Mgr DUBREIL DE PONTBRIAND (1708-1760)
6e évêque de Québec, 1741-1760


NOTICE: Jean LeBlanc, Dictionnaire biographique des évêques catholiques du Canada : les diocèses catholiques canadiens des Églises latine et orientales et leurs évêques : repères chronologiques et biographiques 1658-2012Montréal, Wilson & Lafleur, 2e éd., 2012, pp. 462-464.
Avec l’aimable autorisation de la Maison d’édition, 17 mai 2019.

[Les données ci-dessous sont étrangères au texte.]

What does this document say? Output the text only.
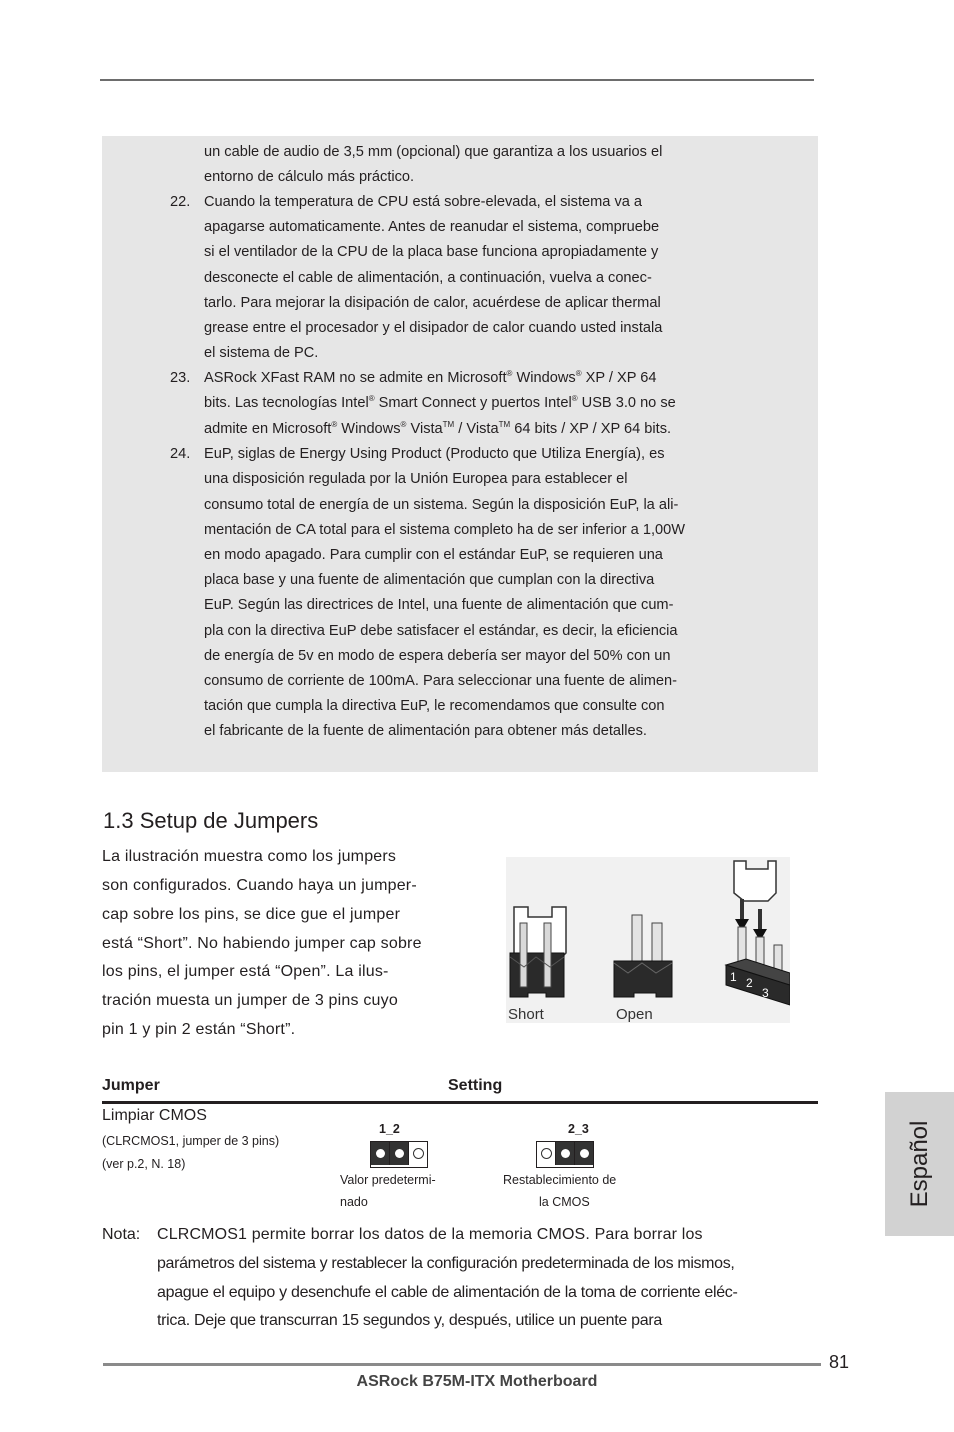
un cable de audio de 3,5 mm (opcional) que garantiza a los usuarios el
entorno de cálculo más práctico.
22. Cuando la temperatura de CPU está sobre-elevada, el sistema va a
apagarse automaticamente. Antes de reanudar el sistema, compruebe
si el ventilador de la CPU de la placa base funciona apropiadamente y
desconecte el cable de alimentación, a continuación, vuelva a conec-
tarlo. Para mejorar la disipación de calor, acuérdese de aplicar thermal
grease entre el procesador y el disipador de calor cuando usted instala
el sistema de PC.
23. ASRock XFast RAM no se admite en Microsoft® Windows® XP / XP 64
bits. Las tecnologías Intel® Smart Connect y puertos Intel® USB 3.0 no se
admite en Microsoft® Windows® Vista™ / Vista™ 64 bits / XP / XP 64 bits.
24. EuP, siglas de Energy Using Product (Producto que Utiliza Energía), es
una disposición regulada por la Unión Europea para establecer el
consumo total de energía de un sistema. Según la disposición EuP, la ali-
mentación de CA total para el sistema completo ha de ser inferior a 1,00W
en modo apagado. Para cumplir con el estándar EuP, se requieren una
placa base y una fuente de alimentación que cumplan con la directiva
EuP. Según las directrices de Intel, una fuente de alimentación que cum-
pla con la directiva EuP debe satisfacer el estándar, es decir, la eficiencia
de energía de 5v en modo de espera debería ser mayor del 50% con un
consumo de corriente de 100mA. Para seleccionar una fuente de alimen-
tación que cumpla la directiva EuP, le recomendamos que consulte con
el fabricante de la fuente de alimentación para obtener más detalles.
1.3 Setup de Jumpers
La ilustración muestra como los jumpers
son configurados. Cuando haya un jumper-
cap sobre los pins, se dice gue el jumper
está “Short”. No habiendo jumper cap sobre
los pins, el jumper está “Open”. La ilus-
tración muesta un jumper de 3 pins cuyo
pin 1 y pin 2 están “Short”.
1 2
3
Short	Open
Jumper	Setting
Limpiar CMOS
(CLRCMOS1, jumper de 3 pins)
(ver p.2, N. 18)
1_2
Valor predetermi-
nado
2_3
Restablecimiento de
la CMOS
Nota: CLRCMOS1 permite borrar los datos de la memoria CMOS. Para borrar los
parámetros del sistema y restablecer la configuración predeterminada de los mismos,
apague el equipo y desenchufe el cable de alimentación de la toma de corriente eléc-
trica. Deje que transcurran 15 segundos y, después, utilice un puente para
81
ASRock B75M-ITX Motherboard
Español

Né en janvier 1708 au château de Pleurtuit près de Saint-Malo en Bretagne, dans une famille comtale de 9 enfants, d’un père capitaine des garde-côtes de l’évêché de St-Malo et d’une mère d’une grande réputation de sainteté, il fit ses études classiques chez les Jésuites du collège de La Flèche et sa théologie au séminaire de St-Sulpice à Paris. Il fut ordonné prêtre en février 1731, obtint son doctorat en théologie de la Sorbonne et retourna à St-Malo comme aumônier d’un hôpital, pour devenir vicaire général du diocèse le 18 septembre 1736, avec mission d’y combattre vigoureusement le jansénisme.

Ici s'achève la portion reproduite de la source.